Conclusion and evaluation: Aspects 1, 2 and 3 (concluding, evaluating procedure and improving the investigation)

When attempting to measure an already known and accepted value of a physical quantity, such as the charge of an electron, the melting point of a substance, or the value of the ideal gas constant, students can make two types of comments:

  1. The error in the measurement can be expressed by comparing the experimental value with the textbook or literature value.
    Perhaps a student measured the value of the ideal gas constant R = 8.11 kPa dm3 mol–1 K–1, and the accepted value is 8.314 kPa dm3 mol–1 K–1. The error (a measure of accuracy, not precision) is 2.45% of the accepted value. This sounds good, but if, in fact, the experimental uncertainty is only 2%, random errors alone cannot explain the difference, and some systematic error(s) must be present.
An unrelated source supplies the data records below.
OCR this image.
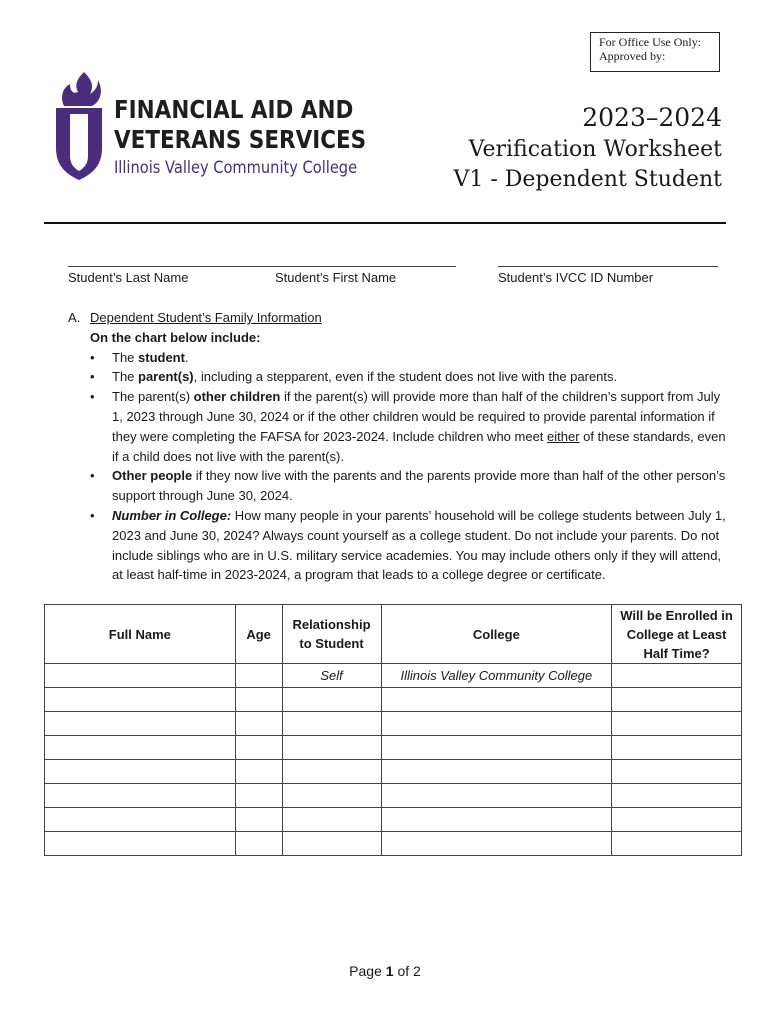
For Office Use Only:
Approved by:
FINANCIAL AID AND
VETERANS SERVICES
Illinois Valley Community College
2023–2024
Verification Worksheet
V1 - Dependent Student
Student’s Last Name	Student’s First Name	Student’s IVCC ID Number
A. Dependent Student’s Family Information
On the chart below include:
• The student.
• The parent(s), including a stepparent, even if the student does not live with the parents.
• The parent(s) other children if the parent(s) will provide more than half of the children’s support from July 1, 2023 through June 30, 2024 or if the other children would be required to provide parental information if they were completing the FAFSA for 2023-2024. Include children who meet either of these standards, even if a child does not live with the parent(s).
• Other people if they now live with the parents and the parents provide more than half of the other person’s support through June 30, 2024.
• Number in College: How many people in your parents’ household will be college students between July 1, 2023 and June 30, 2024? Always count yourself as a college student. Do not include your parents. Do not include siblings who are in U.S. military service academies. You may include others only if they will attend, at least half-time in 2023-2024, a program that leads to a college degree or certificate.
Full Name	Age	Relationship to Student	College	Will be Enrolled in College at Least Half Time?
		Self	Illinois Valley Community College	

Page 1 of 2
  2. The experimental results fail to meet the accepted value (a more relevant comment).
    The experimental range does not include the accepted value. The experimental value has an uncertainty of only 2%. A critical student would appreciate that they must have missed something here. There must be more uncertainty and/or errors than acknowledged.

    In addition to the above two types of comment, students may also comment on errors in the assumptions of the theory being tested, and errors in the method and equipment being used. Two typical examples of student work are given in figures 5 and 6.
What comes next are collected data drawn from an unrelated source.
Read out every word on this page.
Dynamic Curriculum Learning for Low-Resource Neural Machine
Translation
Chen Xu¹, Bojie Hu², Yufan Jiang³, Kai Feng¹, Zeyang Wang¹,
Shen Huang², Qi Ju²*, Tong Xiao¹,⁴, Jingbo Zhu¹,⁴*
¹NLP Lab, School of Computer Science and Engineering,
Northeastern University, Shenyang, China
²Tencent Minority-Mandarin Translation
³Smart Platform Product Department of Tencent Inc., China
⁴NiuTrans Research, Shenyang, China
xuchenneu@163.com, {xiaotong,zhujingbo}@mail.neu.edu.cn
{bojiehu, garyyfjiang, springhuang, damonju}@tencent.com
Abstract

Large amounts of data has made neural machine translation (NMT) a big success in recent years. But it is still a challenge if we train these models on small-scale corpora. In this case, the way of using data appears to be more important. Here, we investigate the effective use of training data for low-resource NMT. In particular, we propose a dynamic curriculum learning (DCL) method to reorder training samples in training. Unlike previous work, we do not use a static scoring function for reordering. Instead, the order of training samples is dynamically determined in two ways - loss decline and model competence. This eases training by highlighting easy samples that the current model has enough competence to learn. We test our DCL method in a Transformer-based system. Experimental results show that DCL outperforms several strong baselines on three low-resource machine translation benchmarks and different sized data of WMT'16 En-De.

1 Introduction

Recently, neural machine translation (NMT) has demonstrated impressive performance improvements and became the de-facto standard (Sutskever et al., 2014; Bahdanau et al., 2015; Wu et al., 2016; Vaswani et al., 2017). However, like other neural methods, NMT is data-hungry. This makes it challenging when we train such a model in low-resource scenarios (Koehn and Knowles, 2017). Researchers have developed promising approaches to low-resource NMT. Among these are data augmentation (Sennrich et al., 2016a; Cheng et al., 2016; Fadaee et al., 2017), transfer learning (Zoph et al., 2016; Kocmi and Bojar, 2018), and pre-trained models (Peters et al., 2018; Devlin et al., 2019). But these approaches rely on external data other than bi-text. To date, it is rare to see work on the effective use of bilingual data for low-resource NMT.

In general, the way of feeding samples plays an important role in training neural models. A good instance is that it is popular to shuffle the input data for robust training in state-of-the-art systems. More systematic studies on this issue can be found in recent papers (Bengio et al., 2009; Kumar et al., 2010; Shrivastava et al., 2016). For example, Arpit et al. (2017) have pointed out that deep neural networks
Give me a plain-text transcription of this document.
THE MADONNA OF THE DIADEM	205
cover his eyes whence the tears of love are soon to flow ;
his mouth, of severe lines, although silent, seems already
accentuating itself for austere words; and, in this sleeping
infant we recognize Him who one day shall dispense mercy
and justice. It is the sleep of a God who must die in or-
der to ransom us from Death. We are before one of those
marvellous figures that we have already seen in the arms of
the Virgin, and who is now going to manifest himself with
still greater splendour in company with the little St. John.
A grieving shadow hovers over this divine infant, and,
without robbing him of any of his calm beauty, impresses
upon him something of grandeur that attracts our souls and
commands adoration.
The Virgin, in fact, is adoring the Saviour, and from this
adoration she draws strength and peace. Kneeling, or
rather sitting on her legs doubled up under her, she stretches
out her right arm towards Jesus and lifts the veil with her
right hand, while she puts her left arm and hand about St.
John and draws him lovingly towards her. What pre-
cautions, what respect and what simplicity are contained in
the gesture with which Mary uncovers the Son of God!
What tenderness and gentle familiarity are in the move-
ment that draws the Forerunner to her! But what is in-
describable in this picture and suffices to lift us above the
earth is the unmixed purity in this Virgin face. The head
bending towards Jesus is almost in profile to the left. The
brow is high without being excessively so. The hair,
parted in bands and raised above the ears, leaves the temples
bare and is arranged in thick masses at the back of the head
Figure 5: CE aspect 1 = “partial”, aspect 2 = “not at all”

Figure 5

Conclusion and evaluation: Intermolecular bonds are being broken and formed which consumes energy. There is a definite correlation between the melting point and the freezing point of a substance. If good data is collected, the melting point should be the same as the freezing point. A substance should melt, go from solid to liquid, at the same temperature that it freezes, goes from liquid to solid. Our experiment proved this is true because, while freezing, the freezing point was found to be 55 °C, and when melting, the melting point was also found to be 55 °C (see graph).
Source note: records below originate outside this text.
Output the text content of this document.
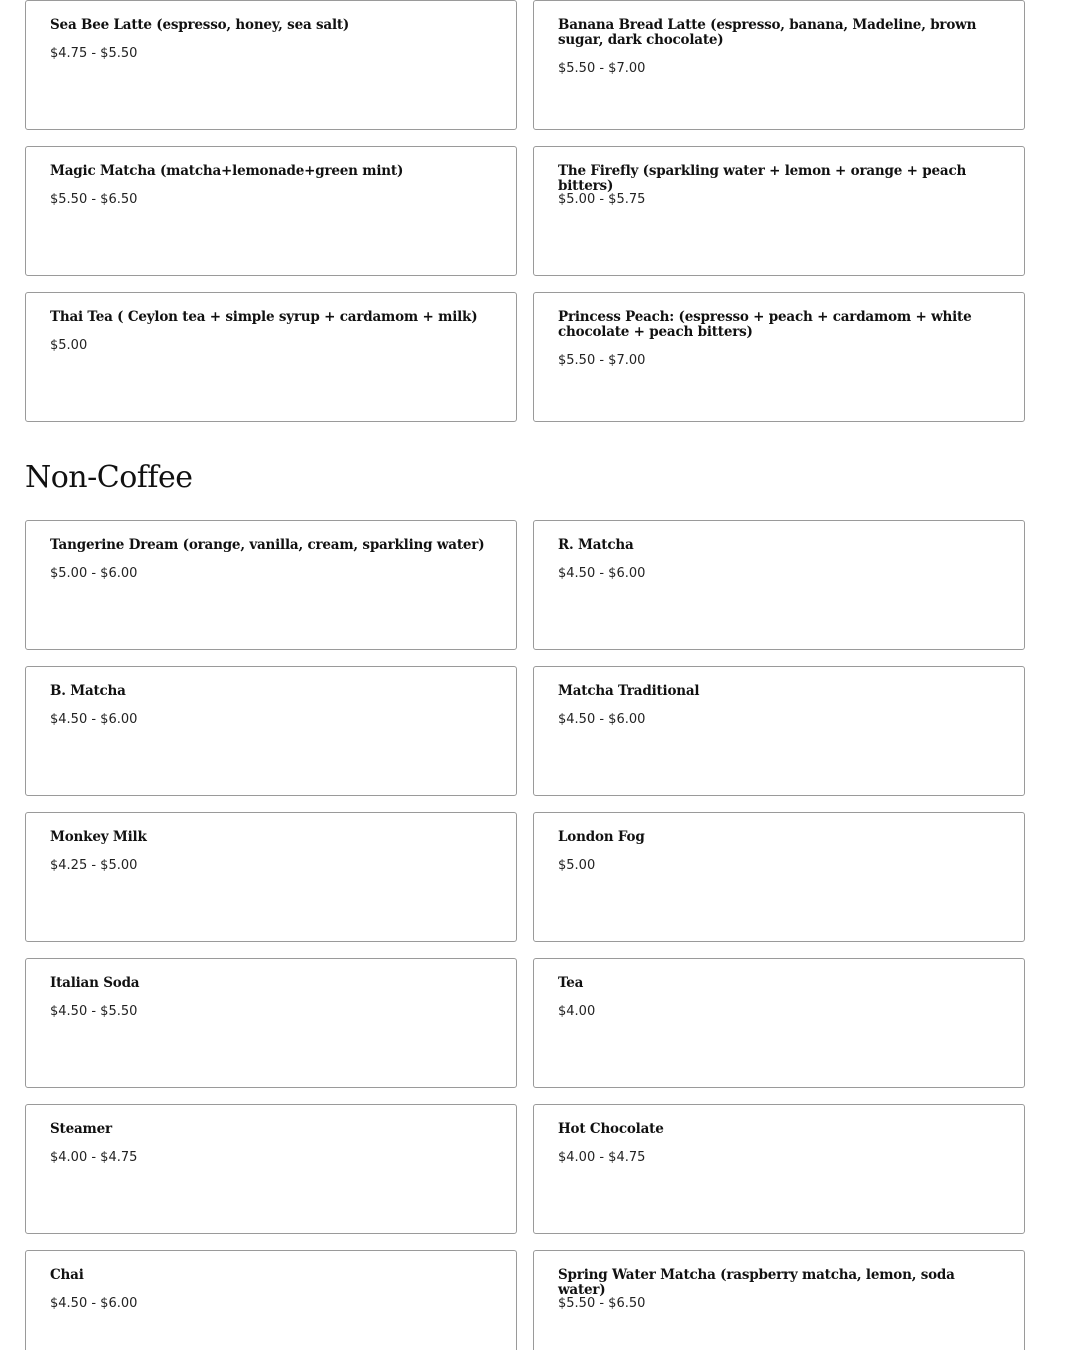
Sea Bee Latte (espresso, honey, sea salt)
$4.75 - $5.50
Banana Bread Latte (espresso, banana, Madeline, brown sugar, dark chocolate)
$5.50 - $7.00
Magic Matcha (matcha+lemonade+green mint)
$5.50 - $6.50
The Firefly (sparkling water + lemon + orange + peach bitters)
$5.00 - $5.75
Thai Tea ( Ceylon tea + simple syrup + cardamom + milk)
$5.00
Princess Peach: (espresso + peach + cardamom + white chocolate + peach bitters)
$5.50 - $7.00
Non-Coffee
Tangerine Dream (orange, vanilla, cream, sparkling water)
$5.00 - $6.00
R. Matcha
$4.50 - $6.00
B. Matcha
$4.50 - $6.00
Matcha Traditional
$4.50 - $6.00
Monkey Milk
$4.25 - $5.00
London Fog
$5.00
Italian Soda
$4.50 - $5.50
Tea
$4.00
Steamer
$4.00 - $4.75
Hot Chocolate
$4.00 - $4.75
Chai
$4.50 - $6.00
Spring Water Matcha (raspberry matcha, lemon, soda water)
$5.50 - $6.50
The student states a conclusion that has some validity. No comparison is made with the literature value. There is no evaluation of the procedure and results. The level of achievement for aspect 1 of conclusion and evaluation is partial/1. The level of achievement for aspect 2 is not at all/0.

Figure 6: CE aspects 1, 2 and 3 = “complete”

Figure 6

Melting point = freezing point = 55.0 ± 0.5 °C

Conclusion and evaluation: Literature value of melting point of para-dichlorobenzene = 53.1° C (Handbook of Chemistry and Physics).

The fact that % difference > % uncertainty means random errors alone cannot explain the difference and some systematic error(s) must be present.

Melting point (or freezing point) is the temperature at which the solid and the liquid are in equilibrium with each other: (s) ⇌ (l). This is the temperature at which there is no change in kinetic energy (no change in temperature), but a change in potential energy. The value suggests a small degree of systematic error in comparison with the literature value as random errors alone are unable to explain the percentage difference.

Evaluation of procedure and modifications:

1.Duplicate readings were not taken. Other groups of students had % uncertainty > % difference, that is, in their case random errors could explain the % difference, so repeating the investigation is important.

2.How accurate was the thermometer? It should have been calibrated. In order to eliminate any systematic errors due to the use of a particular thermometer, calibration against the boiling point of water (at 1 atmosphere) or better still against a solid of known melting point (close to the melting point of the sample) should be done.

3.The sample in the test tube was not as large as in other groups. Thus the temperature rises/falls were much faster than for other groups. A greater quantity of solid, plus use of a more accurate thermometer (not 0.5°C divisions, but the longer one used by some groups) would have provided more accurate results.

The level of achievement for aspects 1, 2 and 3 of conclusion and evaluation is complete/2.